In questo primo anno di latitanza da 79enne, Graziano Mesina lo hanno dato a più riprese anche per morto. Un po’ come succede per i sequestrati che purtroppo non sono mai tornati a casa: ogni volta che nell’isola spuntano fuori poveri resti umani senza una identità, subito si pensa a qualche imprenditore rapito. Idem per Graziano Mesina. Lo scorso 3 agosto, ad esempio, dopo una segnalazione anonima legata alla presenza di un corpo in un lago del Nuorese, il nucleo sommozzatori dei carabinieri lo aveva cercato a lungo nelle acque di Istichiò, nel territorio comunale di Orgosolo, e in quelle dell’invaso di Olai, a pochi chilometri di distanza. Ma nonostante le verifiche accurate, quel giorno non era emerso nulla. Nemmeno un solo indumento. Secondo i bene informati, Graziano Mesina in quel momento era ancora in Sardegna. Protetto da qualche fidatissimo amico di vecchia data. Uno dei pochi rimasti dai tempi d’oro. Lo stesso al quale potrebbe essersi affidato per varcare i confini della Sardegna e raggiungere il Nord Africa, e la Tunisia, come ipotizza una pista investigativa. Là dove l’estradizione in genere non è contemplata.

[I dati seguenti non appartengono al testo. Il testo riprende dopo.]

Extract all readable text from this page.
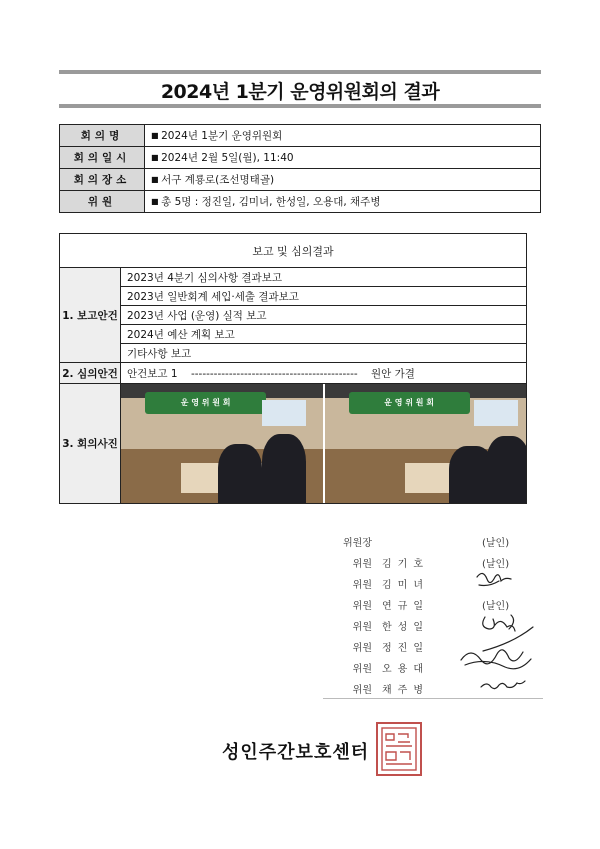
2024년 1분기 운영위원회의 결과
회의명	■ 2024년 1분기 운영위원회
회의일시	■ 2024년 2월 5일(월), 11:40
회의장소	■ 서구 계룡로(조선명태골)
위원	■ 총 5명 : 정진일, 김미녀, 한성일, 오용대, 채주병
보고 및 심의결과	
1. 보고안건	2023년 4분기 심의사항 결과보고
	2023년 일반회계 세입·세출 결과보고
	2023년 사업 (운영) 실적 보고
	2024년 예산 계획 보고
	기타사항 보고
2. 심의안건	안건보고 1    --------------------------------------------    원안 가결
3. 회의사진	운 영 위 원 회 운 영 위 원 회
위원장	(날인)
위원 김기호	(날인)
위원 김미녀
위원 연규일	(날인)
위원 한성일
위원 정진일
위원 오용대
위원 채주병
성인주간보호센터
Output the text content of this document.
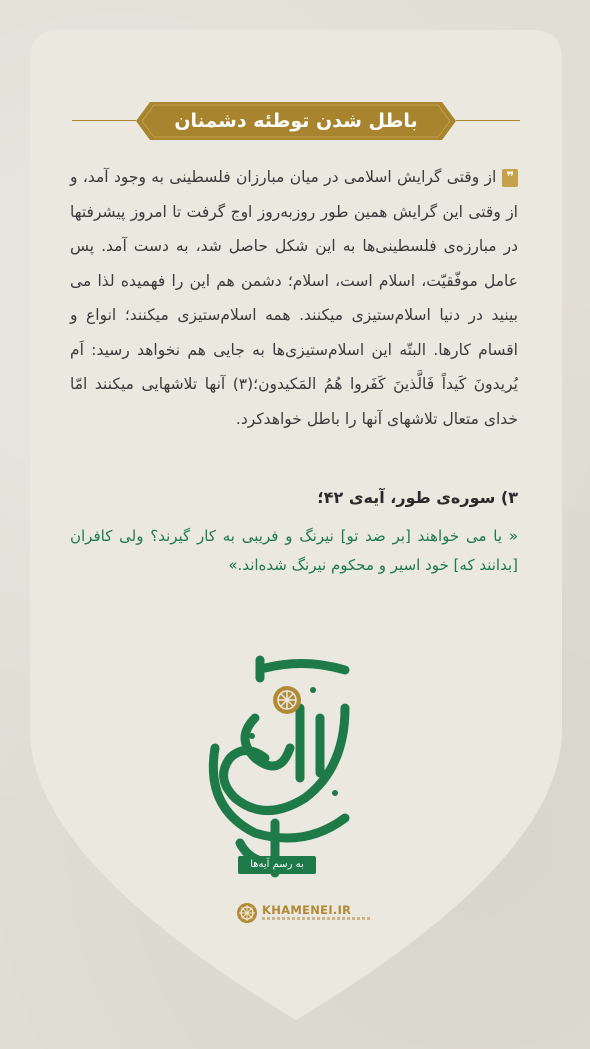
باطل شدن توطئه دشمنان
❞از وقتی گرایش اسلامی در میان مبارزان فلسطینی به وجود آمد، و از وقتی این گرایش همین طور روزبه‌روز اوج گرفت تا امروز پیشرفتها در مبارزه‌ی فلسطینی‌ها به این شکل حاصل شد، به دست آمد. پس عامل موفّقیّت، اسلام است، اسلام؛ دشمن هم این را فهمیده لذا می بینید در دنیا اسلام‌ستیزی میکنند. همه اسلام‌ستیزی میکنند؛ انواع و اقسام کارها. البتّه این اسلام‌ستیزی‌ها به جایی هم نخواهد رسید: اَم یُریدونَ کَیداً فَالَّذینَ کَفَروا هُمُ المَکیدون؛(۳) آنها تلاشهایی میکنند امّا خدای متعال تلاشهای آنها را باطل خواهدکرد.
۳) سوره‌ی طور، آیه‌ی ۴۲؛
« یا می خواهند [بر ضد تو] نیرنگ و فریبی به کار گیرند؟ ولی کافران [بدانند که] خود اسیر و محکوم نیرنگ شده‌اند.»
به رسم آیه‌ها
KHAMENEI.IR
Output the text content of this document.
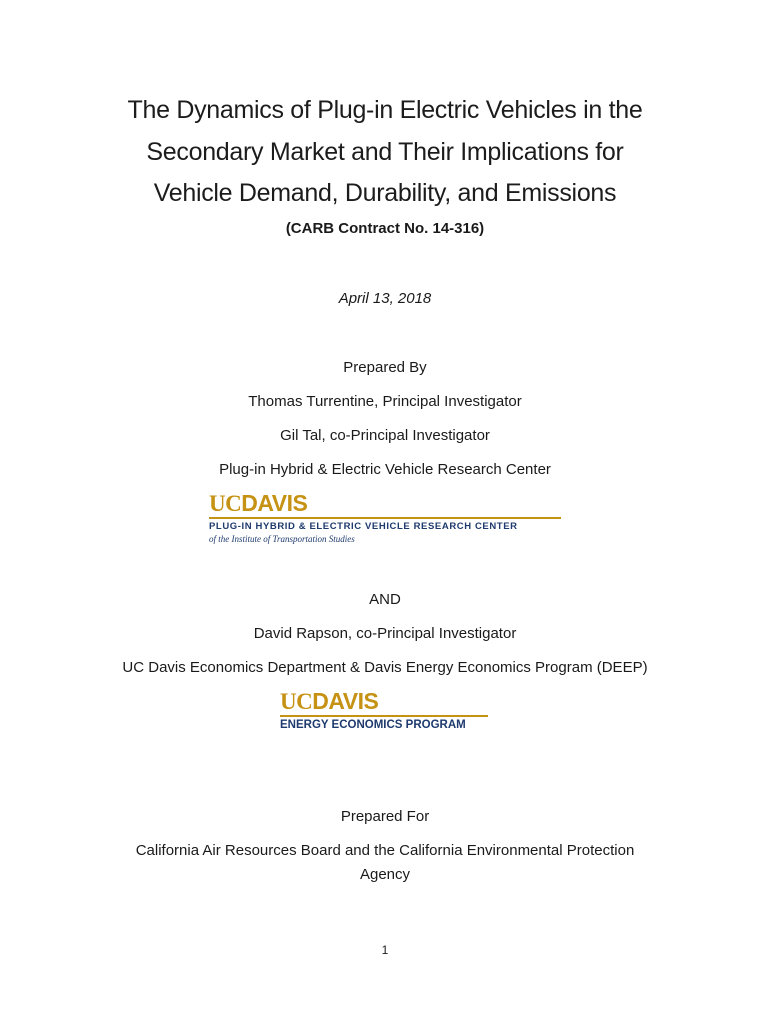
The Dynamics of Plug-in Electric Vehicles in the
Secondary Market and Their Implications for
Vehicle Demand, Durability, and Emissions
(CARB Contract No. 14-316)
April 13, 2018
Prepared By
Thomas Turrentine, Principal Investigator
Gil Tal, co-Principal Investigator
Plug-in Hybrid & Electric Vehicle Research Center
UCDAVIS
PLUG-IN HYBRID & ELECTRIC VEHICLE RESEARCH CENTER
of the Institute of Transportation Studies
AND
David Rapson, co-Principal Investigator
UC Davis Economics Department & Davis Energy Economics Program (DEEP)
UCDAVIS
ENERGY ECONOMICS PROGRAM
Prepared For
California Air Resources Board and the California Environmental Protection
Agency
1
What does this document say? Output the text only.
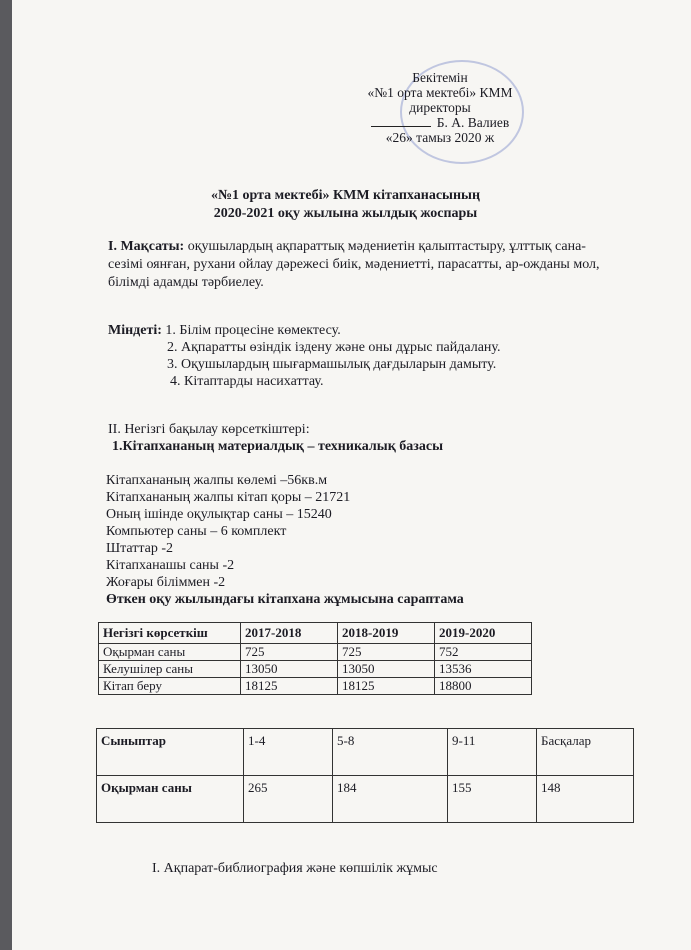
Бекітемін
«№1 орта мектебі» КММ
директоры
Б. А. Валиев
«26» тамыз 2020 ж
«№1 орта мектебі» КММ кітапханасының
2020-2021 оқу жылына жылдық жоспары
І. Мақсаты: оқушылардың ақпараттық мәдениетін қалыптастыру, ұлттық сана-
сезімі оянған, рухани ойлау дәрежесі биік, мәдениетті, парасатты, ар-ожданы мол,
білімді адамды тәрбиелеу.
Міндеті: 1. Білім процесіне көмектесу.
2. Ақпаратты өзіндік іздену және оны дұрыс пайдалану.
3. Оқушылардың шығармашылық дағдыларын дамыту.
4. Кітаптарды насихаттау.
ІІ. Негізгі бақылау көрсеткіштері:
1.Кітапхананың материалдық – техникалық базасы
Кітапхананың жалпы көлемі –56кв.м
Кітапхананың жалпы кітап қоры – 21721
Оның ішінде оқулықтар саны – 15240
Компьютер саны – 6 комплект
Штаттар -2
Кітапханашы саны -2
Жоғары біліммен -2
Өткен оқу жылындағы кітапхана жұмысына сараптама
Негізгі көрсеткіш	2017-2018	2018-2019	2019-2020
Оқырман саны	725	725	752
Келушілер саны	13050	13050	13536
Кітап беру	18125	18125	18800
Сыныптар	1-4	5-8	9-11	Басқалар
Оқырман саны	265	184	155	148
І. Ақпарат-библиография және көпшілік жұмыс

Le fonti ufficiali in merito non si sbottonano, come sempre del resto hanno fatto in particolare durante i primi mesi di latitanza. Ma più passa il tempo, più la pista della latitanza nordafricana si fa largo e prende corpo, senza che, tuttavia, vengano meno anche le ricerche legate alle tracce sarde di Mesina. Ci sono, del resto, tantissime domande alle quali bisogna ancora dare una risposta. Chi lo ha accolto, ad esempio, nelle primissime fasi della fuga?

Chi, lo scorso 2 luglio – qualche ora prima che arrivasse la sentenza della Cassazione che rendeva definitiva la condanna a 30 anni per traffico di droga – lo ha condotto verso il luogo scelto per nasconderlo nell’immediato, in attesa che le acque si calmassero? E chi, infine, lo ha aiutato a lasciare l’isola per altri lidi nei quali avrebbe potuto riassaporare la vera libertà? Tutti quesiti ancora rimasti senza risposta.

Eppure, nonostante tanti misteri irrisolti, dai primi di luglio dell’anno scorso a Orgosolo e nel resto del Nuorese il ministero ha mandato una squadra composta da un gruppo super esperto di investigatori. Nel gergo interno c’è chi li chiama il “pool Mesina”.